O governo diz que Minas Gerais e Ceará têm projetos similares em licitação. E que o estudo foi validado pela Projetec Consultoria, que atuou na fiscalização e desenvolvimento de projetos como a Adutora do Agreste, terrenos da Fiat, Centro de Convenções e em Suape.

Na BR-232, o governo diz que a Projetec analisou rentabilidade (Taxa Interna de Retorno), investimento (observando tabelas de custos e parâmetros de outras concessões) e custos da operação, em rodovias como BR-101 (BA) e BR-116 (MG).

PORTUGAL

Falar em concessão rodoviária sem pedágio leva técnicos, empresários e até o próprio governo a citar o caso de Portugal. O país europeu em 1997 criou as Scuts, estradas privatizadas sem cobrança aos motoristas. Porém, em 2011, 14 anos depois de implantadas, as Scuts foram extintas por serem caras demais para um governo atingido em cheio pela crise internacional.

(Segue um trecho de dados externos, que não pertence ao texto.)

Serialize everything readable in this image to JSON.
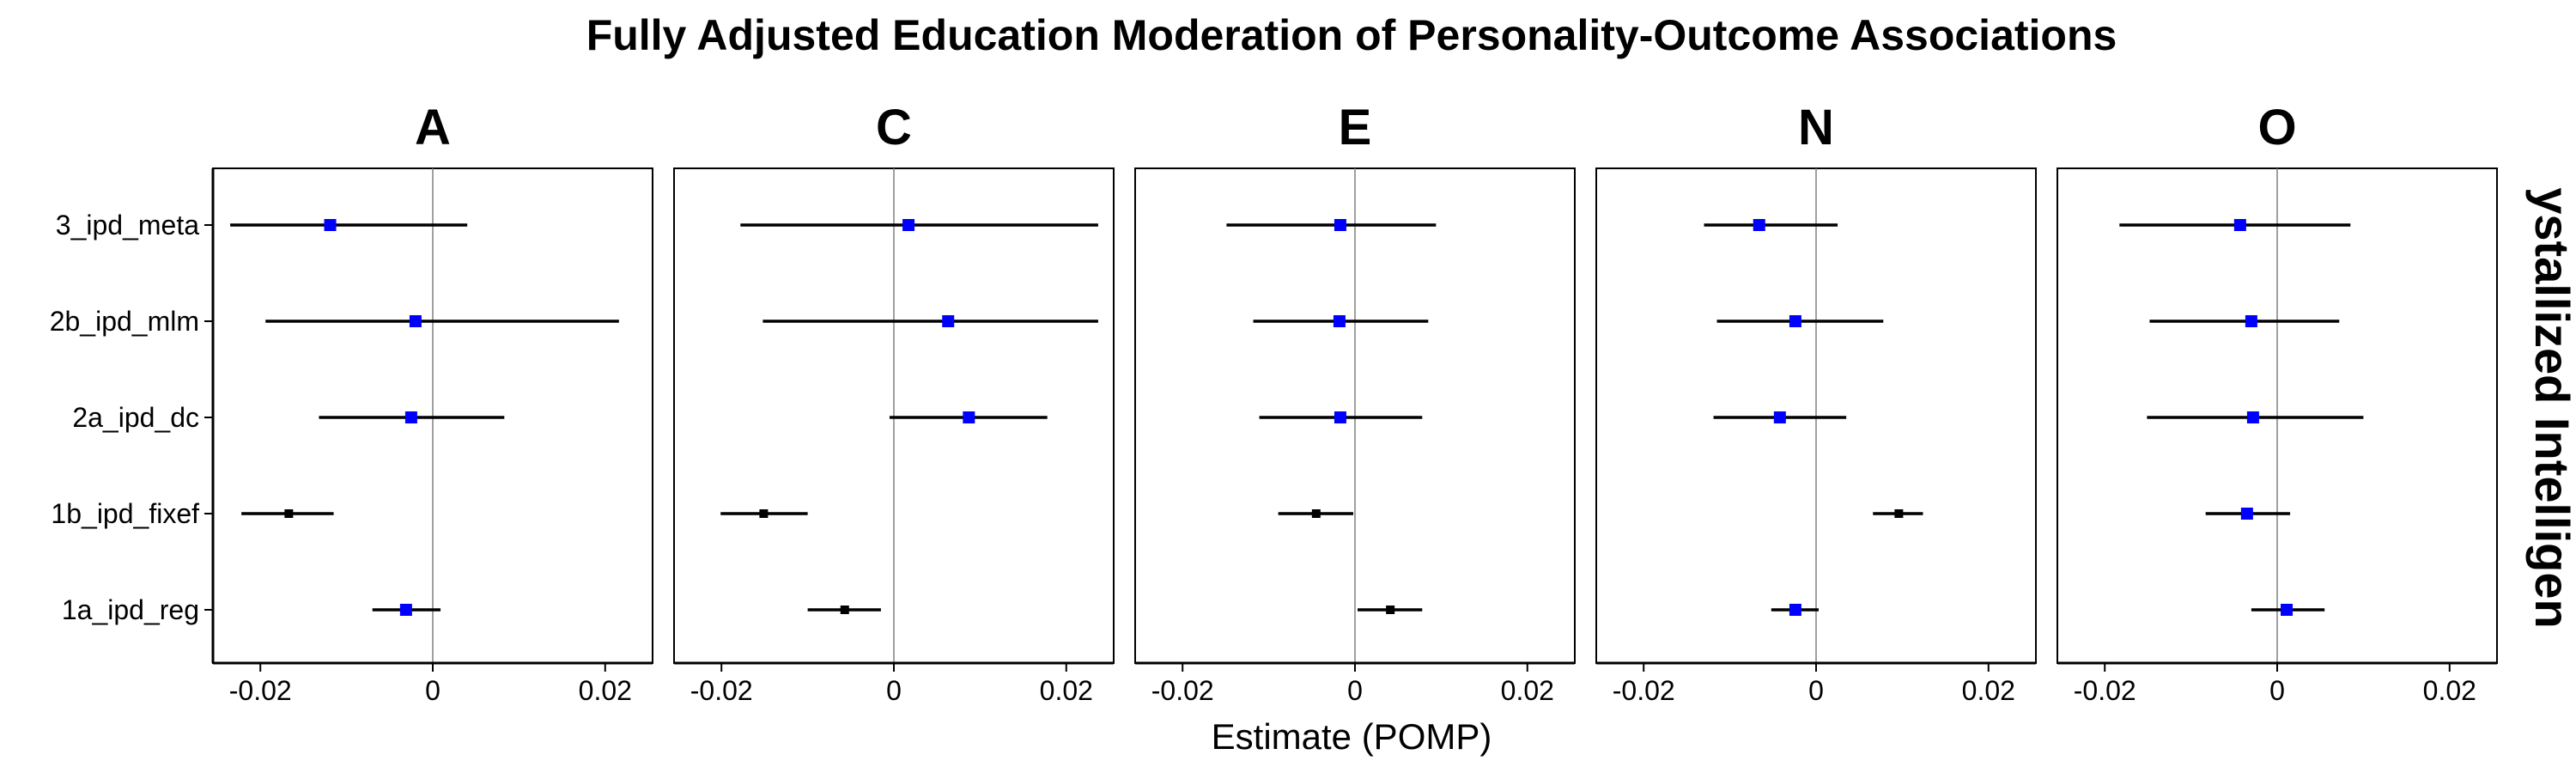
{
  "title": "Fully Adjusted Education Moderation of Personality-Outcome Associations",
  "xlabel": "Estimate (POMP)",
  "strip_right": "ystallized Intelligen",
  "colors": {
    "significant": "#0000ff",
    "nonsignificant": "#000000",
    "refline": "#808080",
    "panel_border": "#000000"
  },
  "chart_data": {
    "type": "scatter",
    "subtype": "forest-plot",
    "xlim": [
      -0.0255,
      0.0255
    ],
    "x_ticks": [
      -0.02,
      0,
      0.02
    ],
    "x_tick_labels": [
      "-0.02",
      "0",
      "0.02"
    ],
    "categories": [
      "3_ipd_meta",
      "2b_ipd_mlm",
      "2a_ipd_dc",
      "1b_ipd_fixef",
      "1a_ipd_reg"
    ],
    "reference_line": 0,
    "grid": false,
    "panels": [
      {
        "label": "A",
        "estimates": [
          {
            "model": "3_ipd_meta",
            "est": -0.0119,
            "lo": -0.0235,
            "hi": 0.004,
            "sig": true
          },
          {
            "model": "2b_ipd_mlm",
            "est": -0.002,
            "lo": -0.0194,
            "hi": 0.0216,
            "sig": true
          },
          {
            "model": "2a_ipd_dc",
            "est": -0.0025,
            "lo": -0.0132,
            "hi": 0.0083,
            "sig": true
          },
          {
            "model": "1b_ipd_fixef",
            "est": -0.0167,
            "lo": -0.0222,
            "hi": -0.0115,
            "sig": false
          },
          {
            "model": "1a_ipd_reg",
            "est": -0.0031,
            "lo": -0.007,
            "hi": 0.0009,
            "sig": true
          }
        ]
      },
      {
        "label": "C",
        "estimates": [
          {
            "model": "3_ipd_meta",
            "est": 0.0017,
            "lo": -0.0178,
            "hi": 0.0237,
            "sig": true
          },
          {
            "model": "2b_ipd_mlm",
            "est": 0.0063,
            "lo": -0.0152,
            "hi": 0.0237,
            "sig": true
          },
          {
            "model": "2a_ipd_dc",
            "est": 0.0087,
            "lo": -0.0005,
            "hi": 0.0178,
            "sig": true
          },
          {
            "model": "1b_ipd_fixef",
            "est": -0.0151,
            "lo": -0.0201,
            "hi": -0.01,
            "sig": false
          },
          {
            "model": "1a_ipd_reg",
            "est": -0.0057,
            "lo": -0.01,
            "hi": -0.0015,
            "sig": false
          }
        ]
      },
      {
        "label": "E",
        "estimates": [
          {
            "model": "3_ipd_meta",
            "est": -0.0017,
            "lo": -0.0149,
            "hi": 0.0094,
            "sig": true
          },
          {
            "model": "2b_ipd_mlm",
            "est": -0.0018,
            "lo": -0.0118,
            "hi": 0.0085,
            "sig": true
          },
          {
            "model": "2a_ipd_dc",
            "est": -0.0017,
            "lo": -0.0111,
            "hi": 0.0078,
            "sig": true
          },
          {
            "model": "1b_ipd_fixef",
            "est": -0.0045,
            "lo": -0.0089,
            "hi": -0.0002,
            "sig": false
          },
          {
            "model": "1a_ipd_reg",
            "est": 0.0041,
            "lo": 0.0003,
            "hi": 0.0078,
            "sig": false
          }
        ]
      },
      {
        "label": "N",
        "estimates": [
          {
            "model": "3_ipd_meta",
            "est": -0.0066,
            "lo": -0.013,
            "hi": 0.0025,
            "sig": true
          },
          {
            "model": "2b_ipd_mlm",
            "est": -0.0024,
            "lo": -0.0115,
            "hi": 0.0078,
            "sig": true
          },
          {
            "model": "2a_ipd_dc",
            "est": -0.0042,
            "lo": -0.0119,
            "hi": 0.0035,
            "sig": true
          },
          {
            "model": "1b_ipd_fixef",
            "est": 0.0096,
            "lo": 0.0066,
            "hi": 0.0124,
            "sig": false
          },
          {
            "model": "1a_ipd_reg",
            "est": -0.0024,
            "lo": -0.0052,
            "hi": 0.0003,
            "sig": true
          }
        ]
      },
      {
        "label": "O",
        "estimates": [
          {
            "model": "3_ipd_meta",
            "est": -0.0043,
            "lo": -0.0183,
            "hi": 0.0085,
            "sig": true
          },
          {
            "model": "2b_ipd_mlm",
            "est": -0.003,
            "lo": -0.0148,
            "hi": 0.0072,
            "sig": true
          },
          {
            "model": "2a_ipd_dc",
            "est": -0.0028,
            "lo": -0.0151,
            "hi": 0.01,
            "sig": true
          },
          {
            "model": "1b_ipd_fixef",
            "est": -0.0035,
            "lo": -0.0083,
            "hi": 0.0015,
            "sig": true
          },
          {
            "model": "1a_ipd_reg",
            "est": 0.0011,
            "lo": -0.003,
            "hi": 0.0055,
            "sig": true
          }
        ]
      }
    ]
  }
}
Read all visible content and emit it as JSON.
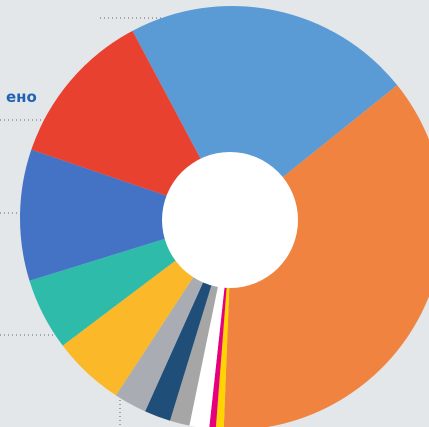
{
  "label": "ено",
  "chart_data": {
    "type": "donut",
    "start_angle": 332,
    "values": [
      22,
      36.4,
      0.6,
      0.5,
      1.5,
      1.5,
      2,
      2.5,
      5.5,
      5.5,
      10,
      12
    ],
    "colors": [
      "#5b9bd5",
      "#f08340",
      "#ffd400",
      "#e6007e",
      "#ffffff",
      "#a6a6a6",
      "#1f4e79",
      "#a9adb3",
      "#fbb829",
      "#2fbba9",
      "#4472c4",
      "#e8412f"
    ]
  }
}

Em 2011, último ano das Scuts, elas custaram a Portugal 1,94 bilhão. Eduardo Jordão, professor da FGV Direito Rio e especialista em direito administrativo, diz que esses contratos têm benefícios: manutenção da qualidade da rodovia e estímulo ao desenvolvimento e obras e serviços pagas no longo prazo pelo poder público. Mas há riscos econômicos e jurídicos.

“O fato é que, ainda que de forma diferida no tempo, o poder público terá que arcar sozinho com os custos da obra e isso poderá comprometer as suas finanças. Esta foi uma das principais razões das críticas que se fizeram em Portugal a este modelo. A certo ponto, os gastos com as rodovias não pedagiadas ultrapassavam metade do orçamento anual do Ministério dos Transportes”, conta Jordão.

Ele diz ser possível questionar o fato de que no pedágio, só quem usa paga, enquanto sem a tarifa todos os contribuintes bancam a conta. E como a lei tem um teto de gastos com PPPs, um contrato pode impedir a criação de concessões em tese mais úteis do que a concessão rodoviária.

Em nota, o governo diz ter buscado base na modelagem jurídica de experiências em Portugal e Inglaterra, “mas com variantes mais adequadas à realidade brasileira e evitando os problemas que ocorreram em algumas dessas concessões administrativas.”